John Marchant, president of grant recipient Scituate Health Alliance, which provides local, accessible, affordable health and
dental care to town residents said, "Grant money goes directly into the program which helps people in town who are low income
or don't have health insurance, people who lost their jobs because of the recession, or students, or seniors who don't have dental insurance."
Elaine Birrell, founder of Hands That Heal, the Scituate group she formed in 2006, said, "We are so grateful to the Scituate Art
Festival for the grants that they have given us so that we can continue to help the elderly and the needy care for their animals.
"In the past year, the requests for help for both food and vet care has increased 100 fold while because of the economy, the donations to Hands that Heal has decreased as it has for other agencies."
Durfee said grants are given to organizations that benefit the town of Scituate. The entire committee of about 40 cast votes in the process. There are always disappointments, Durfee said.
"But everyone works on it and everyone gets to decide," she said. "People come to us in good faith and we are very serious about it."
The estimated 100,000 people who descend upon a usually quiet North Scituate Center each October might not realize that
money spent on a hot dog can in turn provide summer reading opportunities for children at the local library, or books for high school students going off to college.
The festival is a lot of work, Durfee said, from the meetings held in the dead of winter to the coordination of volunteers and
ground crews who respond to everything from collapsed tents to replacing toilet tissue in the port-a-johns.

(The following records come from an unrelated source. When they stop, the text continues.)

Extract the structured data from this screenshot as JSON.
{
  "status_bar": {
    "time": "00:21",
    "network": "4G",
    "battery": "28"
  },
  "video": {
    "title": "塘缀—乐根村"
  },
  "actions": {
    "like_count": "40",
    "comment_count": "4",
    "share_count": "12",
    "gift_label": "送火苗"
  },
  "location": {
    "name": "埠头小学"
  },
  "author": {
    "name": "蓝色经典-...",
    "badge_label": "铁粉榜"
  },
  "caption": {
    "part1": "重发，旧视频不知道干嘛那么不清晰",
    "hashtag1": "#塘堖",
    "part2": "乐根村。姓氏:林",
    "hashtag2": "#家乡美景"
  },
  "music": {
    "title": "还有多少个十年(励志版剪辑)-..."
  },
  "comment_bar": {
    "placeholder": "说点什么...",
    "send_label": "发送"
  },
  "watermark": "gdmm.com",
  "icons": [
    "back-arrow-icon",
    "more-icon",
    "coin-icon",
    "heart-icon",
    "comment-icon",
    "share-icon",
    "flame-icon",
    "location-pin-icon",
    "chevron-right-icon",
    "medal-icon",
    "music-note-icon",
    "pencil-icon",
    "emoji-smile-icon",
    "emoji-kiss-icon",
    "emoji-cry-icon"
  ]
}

Some volunteers
take vacations from their paid jobs to work at the festival, "and an awful lot gets done by people from home," Durfee said,
pointing out the necessary coordination which seems to involve a large percentage of residents.
"It becomes part of children's lives in this town."
"It's really multi-dimensional," she said, pointing out various Art Festival related opportunities for churches and others in the area
to benefit from it, be it the 32nd annual turkey supper planned by the Trinity Episcopal Church, 251 Danielson Pike, to be held
on Sunday from 3 to 7:30 p.m., or fees collected for parking offered at various locations, "in addition to the fact that the artists are earning a living," said Durfee.
Apart from providing an autumn destination for area residents, who perhaps piggyback it by stopping at a local apple orchard to
pick apples or buy a pumpkin, the festival, benefits many aspects of life in Scituate.
"All the profits go back into the community itself," Caluori said. "That's the number one thing we do."